Merve Kavakçı
Bunların demokratlığı bu kadar!
Aydın Doğan’ın Hürriyet’i hep aynı. Maskeli balo basını. Şekilden şekile giren bukalemun ama, özünden bir milim ilerleme kaydetmiyor, kaydedemiyor. Yeminli çünkü. Allah da nasip etmiyor. Burada spesifik bir örnek üzerinden bir zihniyete dikkat çekiyorum, yoksa adı a değil z olmuş fark etmiyor. Ezelde de vardı ebede kadar da olacak. Polislere başörtüsü serbestisi çıktı malum, hemen zehrini akıtıyor. Ne oldu özgürlükçülüğünüze, ne oldu hak ve hürriyetlere, ne oldu demokrasi ve kadın haklarına, ne oldu tutup tutup bir sağdan bir soldan çıkarttığınız 28 Şubat günahlarına, ne oldu?
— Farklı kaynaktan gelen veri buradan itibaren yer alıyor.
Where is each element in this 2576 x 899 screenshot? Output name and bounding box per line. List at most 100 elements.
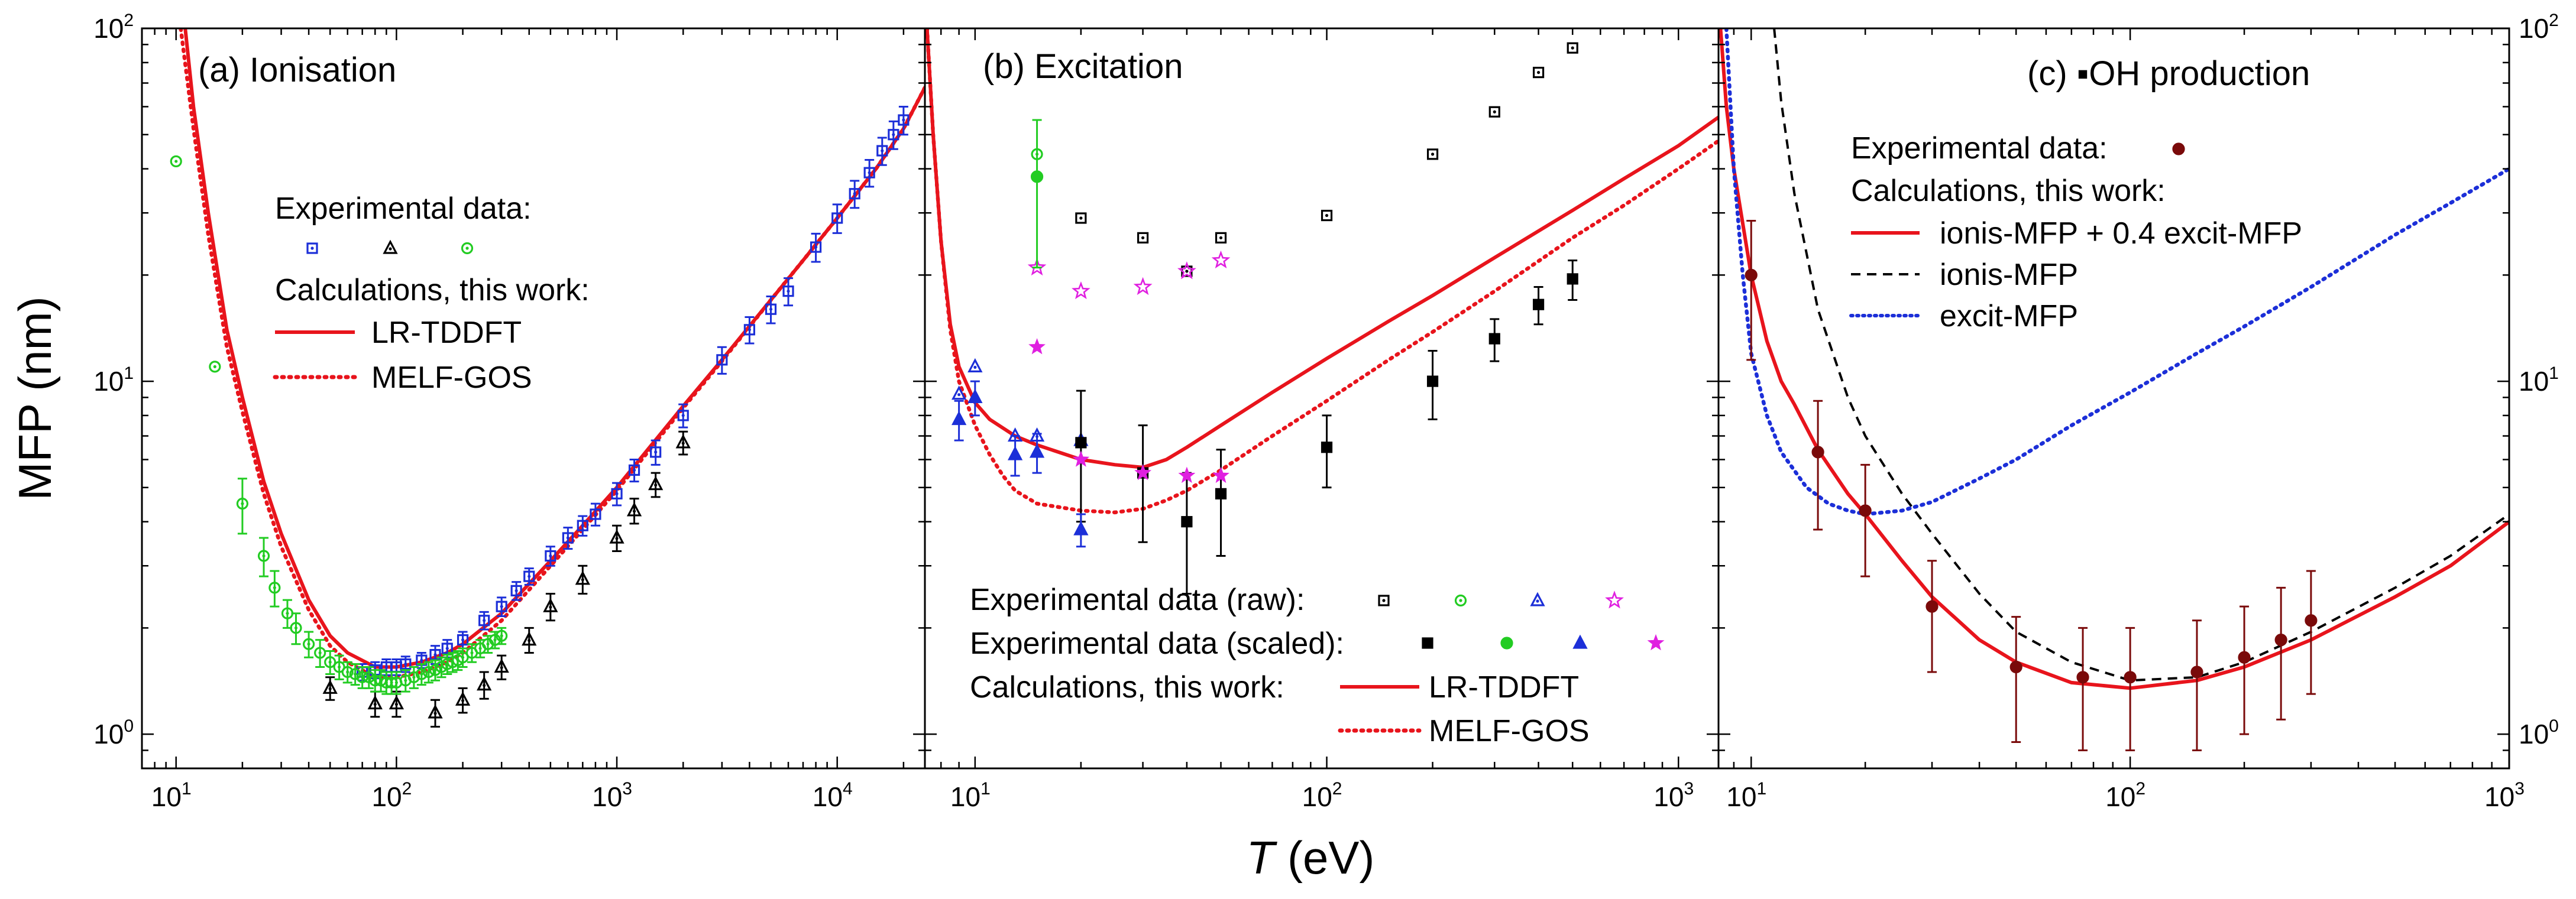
plot-area-c — [1719, 28, 2509, 751]
data-point-a-2-dot — [881, 149, 884, 152]
panel-title-c: (c) ▪OH production — [2027, 54, 2310, 93]
data-point-a-2-dot — [892, 133, 895, 137]
data-point-a-4 — [302, 638, 315, 650]
data-point-b-5 — [1177, 261, 1196, 280]
legend-marker-raw-triangle-b-dot — [1536, 599, 1539, 603]
x-tick-label-a: 104 — [813, 779, 853, 812]
data-point-b-9 — [1028, 338, 1046, 355]
data-point-a-4 — [314, 647, 326, 659]
series-markers-a-4 — [170, 155, 508, 695]
data-point-c-3 — [2305, 614, 2318, 627]
data-point-a-2 — [810, 241, 822, 253]
legend-marker-raw-square-b — [1378, 595, 1390, 606]
data-point-a-4-dot — [294, 626, 298, 630]
x-tick-label-b: 103 — [1653, 779, 1694, 812]
data-point-a-4-dot — [394, 681, 398, 684]
y-axis-title: MFP (nm) — [9, 296, 61, 500]
data-point-a-2-dot — [500, 605, 503, 608]
data-point-a-2 — [716, 354, 728, 366]
series-markers-b-5 — [1027, 250, 1231, 300]
data-point-b-9 — [1212, 466, 1229, 483]
data-point-b-2-dot — [1325, 213, 1329, 218]
legend-label-lrtddft-b: LR-TDDFT — [1429, 670, 1579, 705]
data-point-a-4 — [415, 668, 428, 680]
series-line-b-0 — [925, 28, 1719, 469]
data-point-a-3 — [543, 598, 558, 612]
legend-heading-a: Experimental data: — [275, 192, 532, 226]
y-tick-label-right-c: 101 — [2519, 364, 2559, 397]
data-point-b-2-dot — [1185, 270, 1189, 273]
x-axis-title: T (eV) — [1247, 832, 1375, 884]
data-point-a-2-dot — [720, 358, 724, 362]
data-point-a-2-dot — [384, 665, 388, 669]
data-point-c-3 — [1859, 504, 1872, 517]
legend-b: Experimental data (raw): Experimental da… — [970, 583, 1665, 748]
data-point-a-2-dot — [836, 216, 839, 220]
data-point-a-4-dot — [338, 665, 341, 669]
series-line-c-0 — [1719, 28, 2509, 690]
legend-marker-black-triangle-a-dot — [389, 247, 392, 251]
data-point-a-2 — [611, 488, 623, 499]
legend-a: Experimental data: Calculations, this wo… — [273, 192, 590, 395]
data-point-a-4 — [363, 671, 375, 683]
data-point-a-2-dot — [594, 512, 597, 516]
data-point-a-2 — [849, 188, 860, 200]
data-point-a-4-dot — [404, 679, 407, 682]
data-point-a-2 — [782, 285, 794, 297]
data-point-c-3 — [2009, 660, 2022, 674]
data-point-c-3 — [1745, 268, 1758, 281]
x-axis-variable: T — [1247, 832, 1278, 884]
data-point-a-4 — [496, 629, 508, 642]
data-point-a-3 — [367, 695, 383, 710]
data-point-a-4-dot — [412, 676, 416, 679]
data-point-a-3 — [609, 529, 624, 544]
axes-a: 101 102 103 104 100 101 102 — [93, 11, 926, 812]
data-point-b-4-dot — [973, 365, 977, 369]
data-point-a-2-dot — [769, 307, 773, 311]
data-point-a-4-dot — [273, 586, 276, 589]
data-point-b-4-dot — [957, 393, 961, 397]
data-point-b-6 — [1215, 488, 1227, 499]
series-markers-b-8 — [951, 380, 1089, 548]
data-point-a-4-dot — [241, 502, 244, 505]
data-point-a-2 — [765, 303, 777, 315]
data-point-a-3-dot — [500, 666, 503, 670]
data-point-a-2-dot — [615, 492, 619, 495]
data-point-c-3 — [2076, 671, 2089, 684]
series-line-c-2 — [1724, 28, 2509, 517]
data-point-c-3 — [2190, 666, 2203, 679]
legend-label-ionis-c: ionis-MFP — [1940, 258, 2078, 292]
data-point-a-3 — [477, 676, 492, 691]
legend-scaled-label-b: Experimental data (scaled): — [970, 627, 1344, 661]
data-point-b-6 — [1567, 273, 1578, 285]
data-point-a-3-dot — [632, 509, 636, 513]
data-point-a-2 — [831, 212, 843, 224]
series-markers-b-7 — [1030, 119, 1044, 269]
data-point-b-2 — [1426, 148, 1439, 160]
data-point-c-3 — [2274, 634, 2287, 647]
legend-marker-scaled-square-b — [1422, 637, 1433, 649]
data-point-b-8 — [951, 411, 967, 426]
data-point-b-5 — [1133, 277, 1153, 296]
data-point-a-3-dot — [549, 605, 552, 609]
data-point-c-3 — [1925, 600, 1939, 613]
data-point-a-4-dot — [420, 672, 423, 676]
data-point-a-3-dot — [394, 702, 398, 706]
x-tick-label-b: 102 — [1302, 779, 1342, 812]
panel-oh-production: (c) ▪OH production Experimental data: Ca… — [1717, 11, 2559, 812]
legend-calc-heading-a: Calculations, this work: — [275, 273, 590, 307]
legend-marker-green-circle-a-dot — [465, 246, 469, 250]
data-point-a-3-dot — [328, 687, 332, 690]
data-point-a-3-dot — [581, 578, 584, 582]
data-point-a-4 — [257, 550, 270, 562]
legend-calc-label-b: Calculations, this work: — [970, 670, 1284, 705]
legend-marker-blue-square-a — [306, 242, 318, 254]
data-point-a-4 — [341, 666, 354, 679]
legend-marker-raw-square-b-dot — [1382, 599, 1386, 602]
legend-marker-black-triangle-a — [383, 239, 398, 254]
data-point-b-2 — [1567, 42, 1578, 54]
data-point-b-6 — [1075, 437, 1087, 449]
data-point-a-2 — [523, 570, 535, 582]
Sarayın türbanlı korumasıymış. Türban değil başörtüsü bir defa. Tesettür demenizi beklemek fazla saflık olur.
Saray değil Külliye iki defa. Külliye. Külliye. Çok mu Osmanlıca? Çok mu Arapça? Çok mu İslamca? Çok mu gerikafalıca? Çok mu alay edip muhtar bile olamazca? Ne dersiniz? Külliye! Külliyyen Külliye yani topluca Külliye. Bir kompleks. Türkiye Cumhuriyeti Cumhurbaşkanlığı Külliyesinin başı örtülü polisi memuru, komiseri, şefi, emniyet müdürü, yarın öbür gün emniyet genel müdürü, bakanı olduğu gibi başbakanı, kim bilir belki Cumhurbaşkanı.
Artık Türkiye’nin bu renkliliğini içe sindirmek, ucuz taktikler, imalar üzerinden şark kurnazlığı ile laf sokuşturmaktan vazgeçmek, efendice değişimi kucaklamak gerekir. Nitekim aynı gazetenin bir kadın yazarının haberi vardı, Hürriyetin başörtüsü alerjisi tuttuğu aynı günlerde. Kadın yazar yanına resim çektirmek için gelen başörtülü kadının tereddütünden bahsediyor ve aslında halk olarak bizim içimizde bir sorun yok, bu konuyu sorun haline getirenler siyasetçiler oldu diyor. Hem haklı hem de haksız bir tesbit. Daha doğrusu haklı olduğu kadar eksik bir tesbit. Doğru, halk olarak belki bizim siyasilerden daha az sorun etmişliğimiz var başörtüsü konusunu ama herkes bu kadın yazar kadar “sevecen” olmuyor başörtülü kadınlara. Daha çok yakında, yine kendisi gibi aynı sektörde çalışan Melek Baykal örneğini gördü Türkiye. Ziyaret ettiği bir Anadolu şehrinde etrafını sarıp resim çektiren tertemiz Türkiyeli kadınlara nasıl da hakaretvari bir sürat ve altında tweet ile karşılık vermişti başları örtülü diye. Sevecenliği, anlayışlı, empatizan, sempatizan, takdirkar, dostça olmayı, haydi hiç biri olmuyor, renk körü olmayı bırakın, hakaretamiz ve küçük gören bir mimik ve eşliğinde ifade vardı paylaşımında. İkisi de bu ülkenin gerçeği maalesef. Peki Hürriyet başörtülü polis konusunda neden olması gereken uzlaşmacı ve güya savunageldiği batılı, çağa uygun kabullenici, benimseyici, horgörmeyici tavrı benimsemiyor... Benimsemiyor çünkü iki bile değil çok yüzlü öyle ki her şey var bir eksikle. Yüzlerin bütünü eksi bir. O da olması gereken fıtrat gereği olan. Gerçek olan o yok işte.